Friday, February 3, 2017

Review: Moonstone Conspiracy by Elizabeth Ellen Carter

Title: Moonstone Conspiracy
Author: Elizabeth Ellen Carter
Genre/Age: Historical Romance/Adult
Series: None
Publisher: Etopia Press
Format: ebook via The Romance Reviews
Rating: ✺✺✺
SynopsisRevolution in France, rebels in England, and one woman caught in the crossfire... 

For her unwitting participation in a plot to embezzle the Exchequer, Lady Abigail Houghall has spent the last two years exiled to the city of Bath. A card sharp, sometime mistress, and target of scandalous gossip by the London Beau Monde, Lady Abigail plots to escape her gilded cage as well as the prudish society that condemns her. But the times are not easy. France is in chaos. The king has been executed, and whispers of a similar revolution are stirring in England. And because of her participation in the robbery plot, the Spymaster of England is blackmailing her into passing him information about the members of London’s upper crust. 

When the dashing English spy Daniel Ridgeway takes a seat at her card table and threatens to expose her for cheating, she has no choice but to do as he demands: seduce the leader of the revolutionaries and learn what she can about their plot. As she’s drawn deeper into Daniel’s dangerous world, from the seedy backstreets of London to the claustrophobic catacombs of a war-torn Paris, she realizes an even more dangerous fact. She’s falling in love with her seductive partner. And the stakes of this game might just be too high, even for her.

The Romance Review

**Disclaimer: I received a complimentary copy of this book in exchange for honest review.**

When two outcasts find common ground...

Abigail has a particular set of skills that most women in her level of society do not possess. Not only can she charm even the most rigid of people, but she can con her way through nearly any situation. As a spy, she has taken on a new challenge, but her dream is to flee to faraway lands and live a life of independence.

Daniel lives with several regrets. He is estranged from his family, left the love of his life behind, and now fears a dear friend may be lost in enemy territory. When he is partnered with Abigail to fulfill his next mission, he knows that falling for the woman will only be another sorrow to add to his list.

Unfortunately for Daniel, both his heart and Abigail refuse to let him write off his growing affection for her. But even if he does admit his true feelings, the circumstances of their predicament become unsafe as they try to flee from their enemies. Abigail must take it upon herself to get them to safety before it's too late.

It took a little while for me to get into this one. While the book was on the wordy side, there were a lot of things that I didn't think were explained clearly enough. For example, we're given a glimpse as to why Abigail did not marry as a younger woman.
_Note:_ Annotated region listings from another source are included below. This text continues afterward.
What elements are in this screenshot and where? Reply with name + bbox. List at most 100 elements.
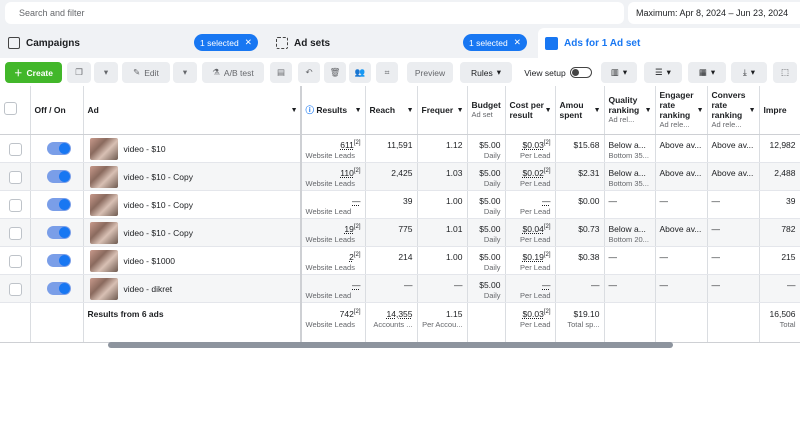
col-conversion[interactable]: Convers rate ranking Ad rele... ▼ — [707, 86, 760, 135]
duplicate-button[interactable]: ❐ — [67, 62, 91, 83]
col-amount[interactable]: Amou spent ▼ — [555, 86, 605, 135]
col-budget[interactable]: Budget Ad set — [467, 86, 506, 135]
row-checkbox[interactable] — [9, 170, 22, 184]
quality-sub: Bottom 20... — [608, 234, 649, 244]
search-input[interactable]: Search and filter — [5, 2, 624, 24]
ad-on-off-toggle[interactable] — [46, 197, 71, 211]
reach-cell: 775 — [365, 218, 418, 247]
row-checkbox[interactable] — [9, 226, 22, 240]
close-icon[interactable]: ✕ — [514, 37, 521, 48]
ad-name-cell[interactable]: video - $1000 — [83, 246, 302, 275]
col-frequency[interactable]: Frequer ▼ — [417, 86, 468, 135]
audience-button[interactable]: 👥 — [349, 62, 371, 83]
totals-cost: $0.03[2] Per Lead — [505, 302, 556, 343]
reports-button[interactable]: ▦ ▾ — [688, 62, 726, 83]
table-row[interactable]: video - $10 - Copy — Website Lead 39 1.00 $5.… — [0, 190, 800, 219]
ad-name-cell[interactable]: video - $10 — [83, 134, 302, 163]
engagement-value: — — [659, 195, 669, 206]
clipboard-button[interactable]: ▤ — [270, 62, 292, 83]
ad-name[interactable]: video - $10 - Copy — [124, 228, 193, 238]
ad-name[interactable]: video - $1000 — [124, 256, 176, 266]
ad-name-cell[interactable]: video - $10 - Copy — [83, 162, 302, 191]
budget-sub: Daily — [483, 178, 501, 188]
adsets-selected-pill[interactable]: 1 selected ✕ — [463, 34, 527, 51]
ad-name-cell[interactable]: video - $10 - Copy — [83, 190, 302, 219]
ad-on-off-toggle[interactable] — [46, 253, 71, 267]
quality-cell: Below a... Bottom 35... — [604, 134, 656, 163]
col-impressions[interactable]: Impre — [759, 86, 800, 135]
chevron-down-icon: ▾ — [622, 67, 628, 77]
ad-name-cell[interactable]: video - $10 - Copy — [83, 218, 302, 247]
ad-name[interactable]: video - dikret — [124, 284, 173, 294]
col-results[interactable]: ⓘ Results ▼ — [301, 86, 366, 135]
ad-thumbnail — [89, 137, 118, 160]
sort-caret-icon[interactable]: ▼ — [291, 106, 298, 116]
totals-quality — [604, 302, 656, 343]
select-all-checkbox[interactable] — [4, 102, 17, 116]
frequency-value: 1.00 — [445, 195, 463, 206]
ab-test-button[interactable]: ⚗ A/B test — [202, 62, 264, 83]
reach-cell: — — [365, 274, 418, 303]
sort-caret-icon[interactable]: ▼ — [749, 106, 756, 116]
row-select-cell — [0, 218, 31, 247]
sort-caret-icon[interactable]: ▼ — [545, 106, 552, 116]
col-quality[interactable]: Quality ranking Ad rel... ▼ — [604, 86, 656, 135]
col-cost[interactable]: Cost per result ▼ — [505, 86, 556, 135]
duplicate-dropdown[interactable]: ▾ — [94, 62, 118, 83]
campaigns-selected-pill[interactable]: 1 selected ✕ — [194, 34, 258, 51]
tab-adsets[interactable]: Ad sets — [276, 28, 330, 58]
row-checkbox[interactable] — [9, 282, 22, 296]
delete-button[interactable]: 🗑 — [324, 62, 346, 83]
close-icon[interactable]: ✕ — [245, 37, 252, 48]
sort-caret-icon[interactable]: ▼ — [645, 106, 652, 116]
ad-on-off-toggle[interactable] — [46, 169, 71, 183]
preview-button[interactable]: Preview — [407, 62, 453, 83]
table-row[interactable]: video - $1000 2[2] Website Leads 214 1.00 $5.… — [0, 246, 800, 275]
edit-dropdown[interactable]: ▾ — [173, 62, 197, 83]
table-row[interactable]: video - $10 - Copy 19[2] Website Leads 775 1… — [0, 218, 800, 247]
sort-caret-icon[interactable]: ▼ — [407, 106, 414, 116]
conversion-value: — — [711, 251, 721, 262]
create-button[interactable]: ＋ Create — [5, 62, 62, 83]
col-ad[interactable]: Ad ▼ — [83, 86, 302, 135]
sort-caret-icon[interactable]: ▼ — [457, 106, 464, 116]
row-checkbox[interactable] — [9, 198, 22, 212]
ad-on-off-toggle[interactable] — [46, 225, 71, 239]
columns-button[interactable]: ▥ ▾ — [601, 62, 637, 83]
ad-name-cell[interactable]: video - dikret — [83, 274, 302, 303]
rules-button[interactable]: Rules ▾ — [460, 62, 512, 83]
table-row[interactable]: video - $10 611[2] Website Leads 11,591 1.12… — [0, 134, 800, 163]
totals-frequency-value: 1.15 — [445, 308, 463, 319]
col-engagement[interactable]: Engager rate ranking Ad rele... ▼ — [655, 86, 708, 135]
ad-on-off-toggle[interactable] — [46, 141, 71, 155]
horizontal-scrollbar[interactable] — [108, 342, 673, 348]
view-setup-toggle[interactable]: View setup — [520, 62, 596, 83]
charts-button[interactable]: ⬚ — [773, 62, 797, 83]
people-icon: 👥 — [354, 67, 366, 77]
row-checkbox[interactable] — [9, 254, 22, 268]
undo-button[interactable]: ↶ — [298, 62, 320, 83]
reach-value: — — [404, 279, 413, 290]
tag-button[interactable]: ⌗ — [376, 62, 398, 83]
ad-name[interactable]: video - $10 - Copy — [124, 200, 193, 210]
export-button[interactable]: ⤓ ▾ — [731, 62, 767, 83]
breakdown-button[interactable]: ☰ ▾ — [644, 62, 682, 83]
table-row[interactable]: video - dikret — Website Lead — — $5.00 Daily —… — [0, 274, 800, 303]
edit-button[interactable]: ✎ Edit — [122, 62, 170, 83]
col-off-on[interactable]: Off / On — [30, 86, 84, 135]
trash-icon: 🗑 — [329, 67, 341, 77]
row-checkbox[interactable] — [9, 142, 22, 156]
col-reach[interactable]: Reach ▼ — [365, 86, 418, 135]
ad-name[interactable]: video - $10 — [124, 144, 166, 154]
ad-on-off-toggle[interactable] — [46, 281, 71, 295]
table-row[interactable]: video - $10 - Copy 110[2] Website Leads 2,4… — [0, 162, 800, 191]
date-range-picker[interactable]: Maximum: Apr 8, 2024 – Jun 23, 2024 — [628, 2, 800, 24]
sort-caret-icon[interactable]: ▼ — [697, 106, 704, 116]
toggle-switch[interactable] — [569, 67, 592, 78]
totals-reach-sub: Accounts ... — [373, 319, 413, 329]
sort-caret-icon[interactable]: ▼ — [355, 106, 362, 116]
ad-name[interactable]: video - $10 - Copy — [124, 172, 193, 182]
tab-campaigns[interactable]: Campaigns — [8, 28, 80, 58]
sort-caret-icon[interactable]: ▼ — [594, 106, 601, 116]
tab-ads[interactable]: Ads for 1 Ad set — [538, 28, 800, 58]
But even after reading over the passage twice, I still didn't entirely grasp what happened. I eventually just gave up trying to understand it and moved on, hoping it wouldn't affect the rest of the story.

The conspiracy side of this book took center stage. There were plenty of nefarious characters to be wary of and a few clues dropped here and there. This element may have actually been too much of the focus for my liking. But if you like a suspenseful historical plot with spies and schemes, this has a good one.

Because the mystery was really the focus of the story, the romance side took a hit. Our couple barely spend any time together in the first half of the book. So when the declarations of love happen, I didn't find them entirely believable or genuine. I would have preferred to see less conspiracy and more romance. In the second half of the book, the story does pick up and our couple do finally get some moments of real intimacy. But by that point, I wasn't completely convinced by their relationship.

In closing...
Weaker on the romance front but the suspenseful plot keeps it interesting. Three suns!